Thursday, July 28, 2011



I spent some quality time with this little guy today. He's giving me the stink eye because he knows I'm up to no good. Actually, it's a sleepy stink eye because he was pretty much knocked out at this point. I got to play the dual role of mouse anesthesiologist and surgeon, and, well, I have room for improvement. The good news for me is that I isolated the right femoral artery and the muscular side branch. The bad news for me is that I was unable to induce the wire to produce neointimal hyperplasia secondary to vessel injury. Everything was so small! The good news for him is that he was back running around with his mouse buddies by the end of the afternoon. The bad news for him is that he also has a left leg.

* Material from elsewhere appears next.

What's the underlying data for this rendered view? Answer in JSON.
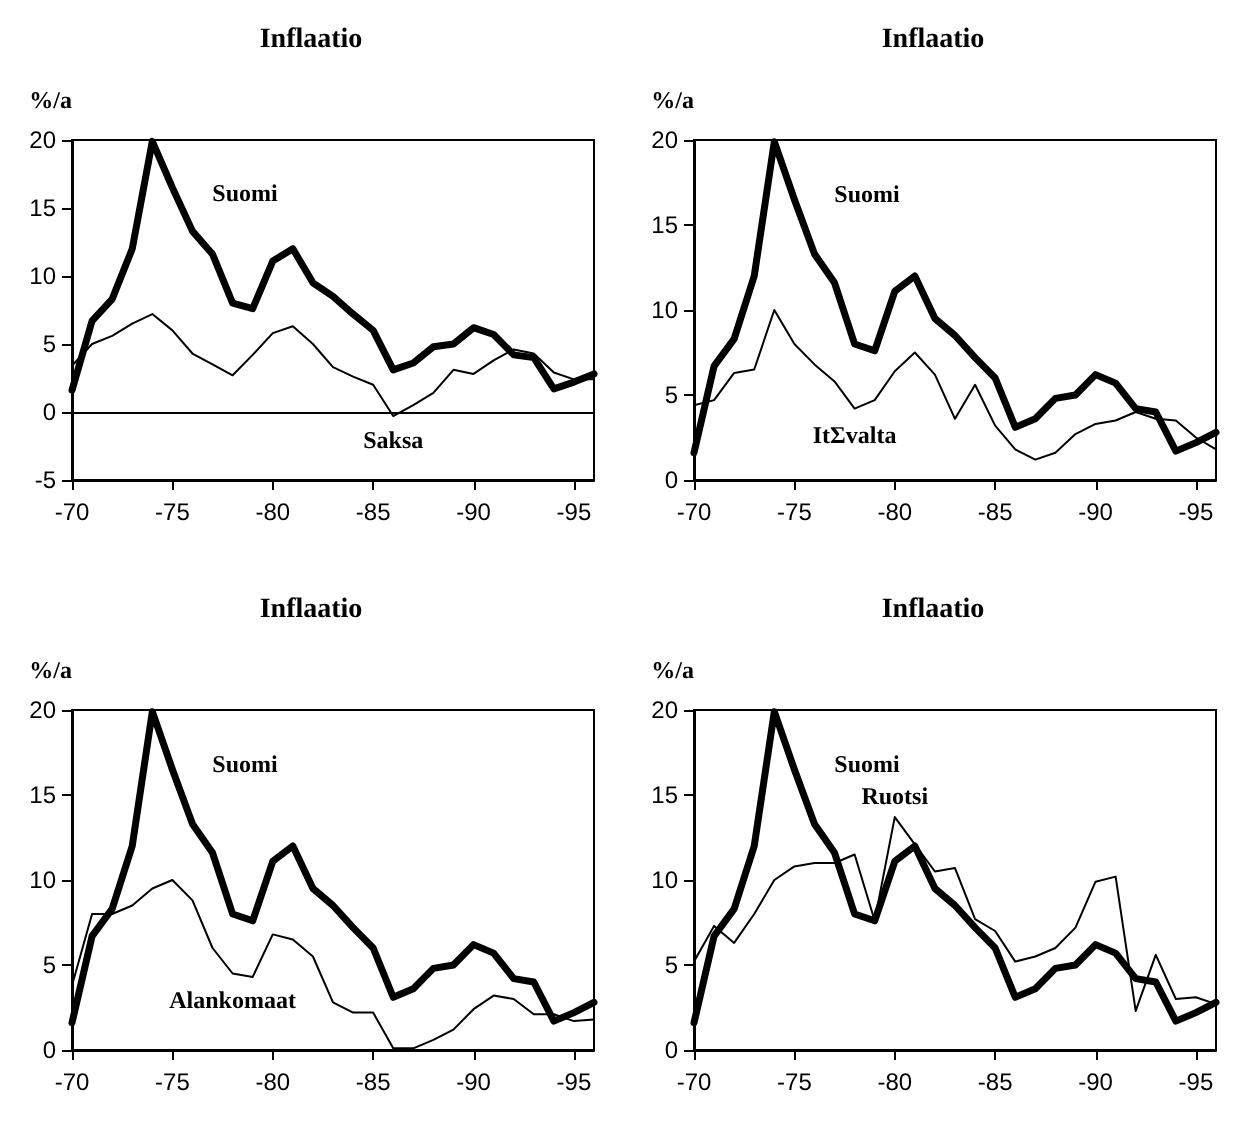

And apropos of nothing (but really, absolutely something), I think the one on the left is Pinky.

Wednesday, July 27, 2011

Before this past week, Adele was the British singer of the moment, with "Rolling in the Deep" being played on every station, (briefly) on my iPhone, and remixed into a bass/tub-thumping club beat at 3 in the morning (or so I heard). Personally, I found her a tad squeaky, but that's neither here nor there. Then Amy died.

I am not a music geek. I wouldn't even know how to begin to connois any melodic seurs. The little indie cred in my iTunes library came by way of Rhea's philanthropy half a decade ago. Still, even I could tell the broad could sing.

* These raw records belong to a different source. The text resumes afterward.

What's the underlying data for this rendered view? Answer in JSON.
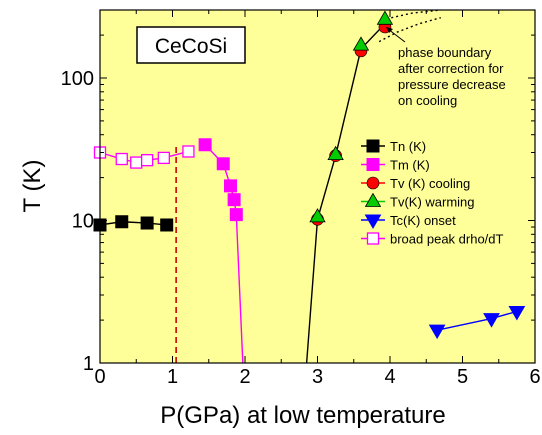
{
  "chart_data": {
    "type": "scatter",
    "inset_label": "CeCoSi",
    "xlabel": "P(GPa) at low temperature",
    "ylabel": "T (K)",
    "xlim": [
      0,
      6
    ],
    "ylim": [
      1,
      300
    ],
    "yscale": "log",
    "x_ticks": [
      0,
      1,
      2,
      3,
      4,
      5,
      6
    ],
    "y_ticks": [
      1,
      10,
      100
    ],
    "grid": false,
    "legend_position": "right",
    "background": "#ffff99",
    "annotation": {
      "lines": [
        "phase boundary",
        "after correction for",
        "pressure decrease",
        "on cooling"
      ]
    },
    "reference_line": {
      "x": 1.05,
      "color": "#cc0000",
      "style": "dashed"
    },
    "series": [
      {
        "name": "Tn (K)",
        "color": "#000000",
        "marker": "square-filled",
        "points": [
          [
            0.0,
            9.3
          ],
          [
            0.3,
            9.8
          ],
          [
            0.65,
            9.6
          ],
          [
            0.92,
            9.3
          ]
        ]
      },
      {
        "name": "Tm (K)",
        "color": "#ff00ff",
        "marker": "square-filled",
        "points": [
          [
            1.45,
            34.0
          ],
          [
            1.7,
            25.0
          ],
          [
            1.8,
            17.5
          ],
          [
            1.85,
            14.0
          ],
          [
            1.88,
            11.0
          ],
          [
            1.97,
            1.0
          ]
        ]
      },
      {
        "name": "Tv (K) cooling",
        "color": "#ff0000",
        "marker": "circle-filled",
        "points": [
          [
            3.0,
            10.2
          ],
          [
            3.25,
            28.5
          ],
          [
            3.6,
            155.0
          ],
          [
            3.93,
            228.0
          ]
        ]
      },
      {
        "name": "Tv(K) warming",
        "color": "#00cc00",
        "marker": "triangle-up-filled",
        "points": [
          [
            3.0,
            10.6
          ],
          [
            3.25,
            29.0
          ],
          [
            3.6,
            170.0
          ],
          [
            3.93,
            258.0
          ]
        ]
      },
      {
        "name": "Tc(K) onset",
        "color": "#0000ff",
        "marker": "triangle-down-filled",
        "points": [
          [
            4.65,
            1.7
          ],
          [
            5.4,
            2.05
          ],
          [
            5.75,
            2.3
          ]
        ]
      },
      {
        "name": "broad peak drho/dT",
        "color": "#ff00ff",
        "marker": "square-open",
        "points": [
          [
            0.0,
            30.0
          ],
          [
            0.3,
            27.0
          ],
          [
            0.5,
            25.5
          ],
          [
            0.65,
            26.5
          ],
          [
            0.88,
            27.5
          ],
          [
            1.22,
            30.5
          ]
        ]
      }
    ],
    "dotted_boundaries": [
      {
        "color": "#000000",
        "points": [
          [
            3.85,
            180.0
          ],
          [
            4.1,
            210.0
          ],
          [
            4.4,
            240.0
          ],
          [
            4.7,
            265.0
          ]
        ]
      },
      {
        "color": "#000000",
        "points": [
          [
            3.95,
            260.0
          ],
          [
            4.3,
            285.0
          ],
          [
            4.7,
            300.0
          ]
        ]
      }
    ],
    "solid_connectors": [
      {
        "color": "#000000",
        "points": [
          [
            2.85,
            1.0
          ],
          [
            3.0,
            10.2
          ],
          [
            3.25,
            28.5
          ],
          [
            3.6,
            160.0
          ],
          [
            3.93,
            240.0
          ]
        ]
      },
      {
        "color": "#ff00ff",
        "points": [
          [
            1.45,
            34.0
          ],
          [
            1.7,
            25.0
          ],
          [
            1.8,
            17.5
          ],
          [
            1.85,
            14.0
          ],
          [
            1.88,
            11.0
          ],
          [
            1.97,
            1.0
          ]
        ]
      },
      {
        "color": "#0000ff",
        "points": [
          [
            4.65,
            1.7
          ],
          [
            5.4,
            2.05
          ],
          [
            5.75,
            2.3
          ]
        ]
      },
      {
        "color": "#000000",
        "points": [
          [
            0.0,
            9.3
          ],
          [
            0.3,
            9.8
          ],
          [
            0.65,
            9.6
          ],
          [
            0.92,
            9.3
          ]
        ]
      },
      {
        "color": "#ff00ff",
        "points": [
          [
            0.0,
            30.0
          ],
          [
            0.3,
            27.0
          ],
          [
            0.5,
            25.5
          ],
          [
            0.65,
            26.5
          ],
          [
            0.88,
            27.5
          ],
          [
            1.22,
            30.5
          ]
        ]
      }
    ]
  }
}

I don't know her story that well, partly things picked up here and there in the gossip rags, but mostly from what she told me. She had a problem with drugs and alcohol. No, that's not quite right. She had a difficult relationship with drugs and alcohol. And love.

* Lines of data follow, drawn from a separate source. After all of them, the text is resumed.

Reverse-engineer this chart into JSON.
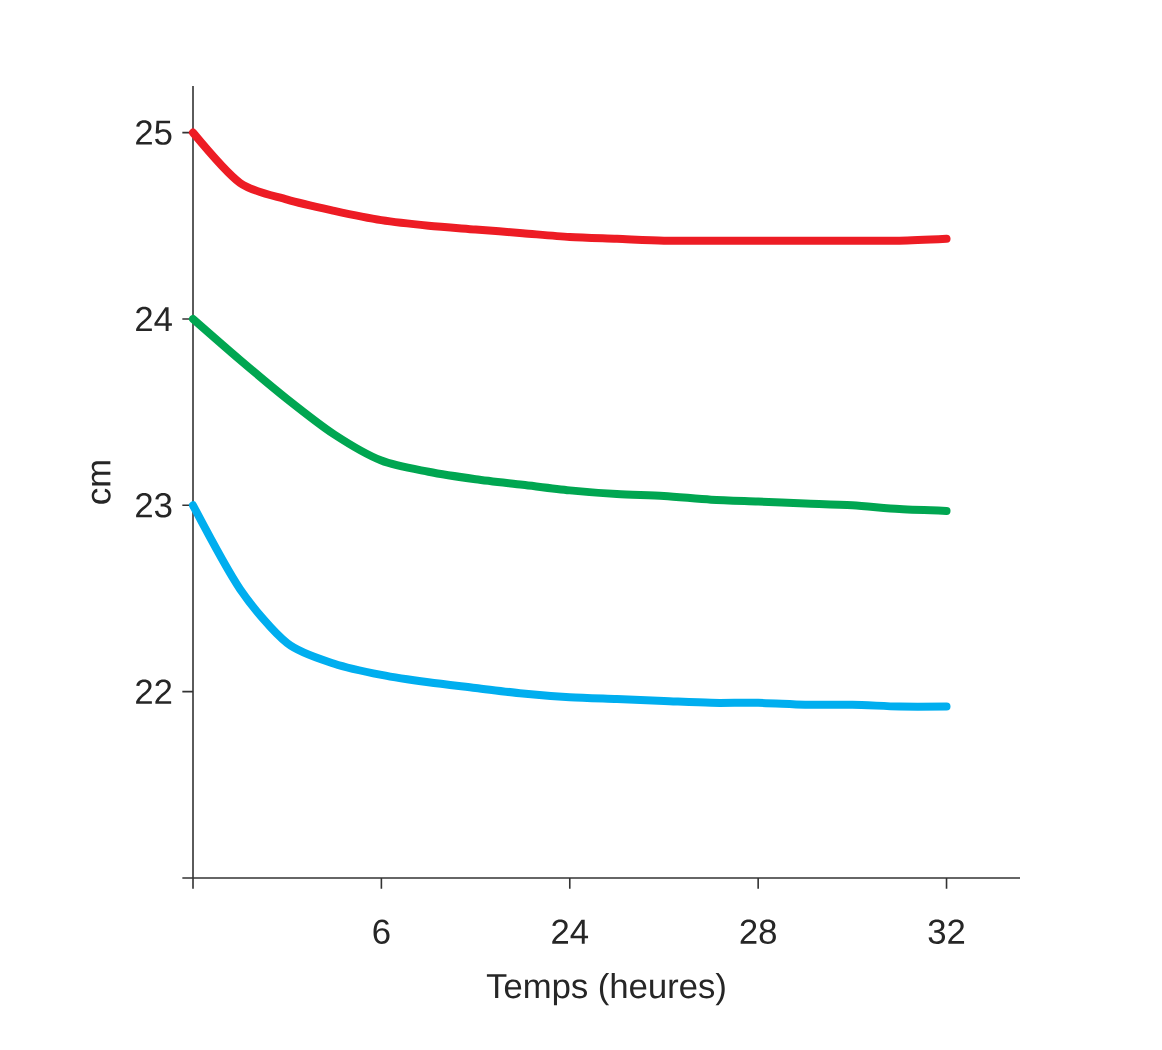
{
  "chart_data": {
    "type": "line",
    "xlabel": "Temps (heures)",
    "ylabel": "cm",
    "categories": [
      null,
      null,
      null,
      null,
      "6",
      null,
      null,
      null,
      "24",
      null,
      null,
      null,
      "28",
      null,
      null,
      null,
      "32"
    ],
    "ylim": [
      21,
      25.25
    ],
    "yticks": [
      {
        "value": 21,
        "label": null
      },
      22,
      23,
      24,
      25
    ],
    "marker": "none",
    "line_style": "solid",
    "series": [
      {
        "color": "#ed1c24",
        "values": [
          25.0,
          24.73,
          24.64,
          24.58,
          24.53,
          24.5,
          24.48,
          24.46,
          24.44,
          24.43,
          24.42,
          24.42,
          24.42,
          24.42,
          24.42,
          24.42,
          24.43
        ]
      },
      {
        "color": "#00a651",
        "values": [
          24.0,
          23.78,
          23.57,
          23.38,
          23.24,
          23.18,
          23.14,
          23.11,
          23.08,
          23.06,
          23.05,
          23.03,
          23.02,
          23.01,
          23.0,
          22.98,
          22.97
        ]
      },
      {
        "color": "#00aeef",
        "values": [
          23.0,
          22.55,
          22.26,
          22.15,
          22.09,
          22.05,
          22.02,
          21.99,
          21.97,
          21.96,
          21.95,
          21.94,
          21.94,
          21.93,
          21.93,
          21.92,
          21.92
        ]
      }
    ]
  }
}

Most of her live performances had stretches of looseness and/or disregard for cleanliness that was probably due to a combination of her demons and talents and a innate funk/funk. They make me wince, then not-quite-smile, and want to watch/listen to more. She died a hundred times, then she faded, as always, to black.

Tuesday, July 05, 2011

I overheard a conversation at church on Sunday. One fellow was talking to another about his job status.

Another: So, are you happy about your new job?

One: Oh, you know, it's just a job.

A: Yeah, I guess so.

O: Don't get me wrong, I'm happy to be getting a paycheck. Ha, ha!

Me: You

He had been looking for a job for months, and we'd talked casually here and there during that time about how tough the job market was, and about interviews that just didn't pan out, and finally about this potential opportunity where the first interview went just great and they were going to bring him back for the second interview but they had to push it back a week which hopefully wasn't ominous as long as the first interviewer had said some good things about him and I said I hoped that it would work out. That God would be gracious.

Me: Piece of

I didn't say anything. I pretended not to hear and walked away.

All this to say, I finished Franny and Zooey, the first pleasure read of my research years.

Today was the first day of the next two years, and it was predictably anticlimactic. I got a tour of the lab and went through a number of online orientation modules. I'm sure it'll take some time before I get settled, but I'm in no hurry.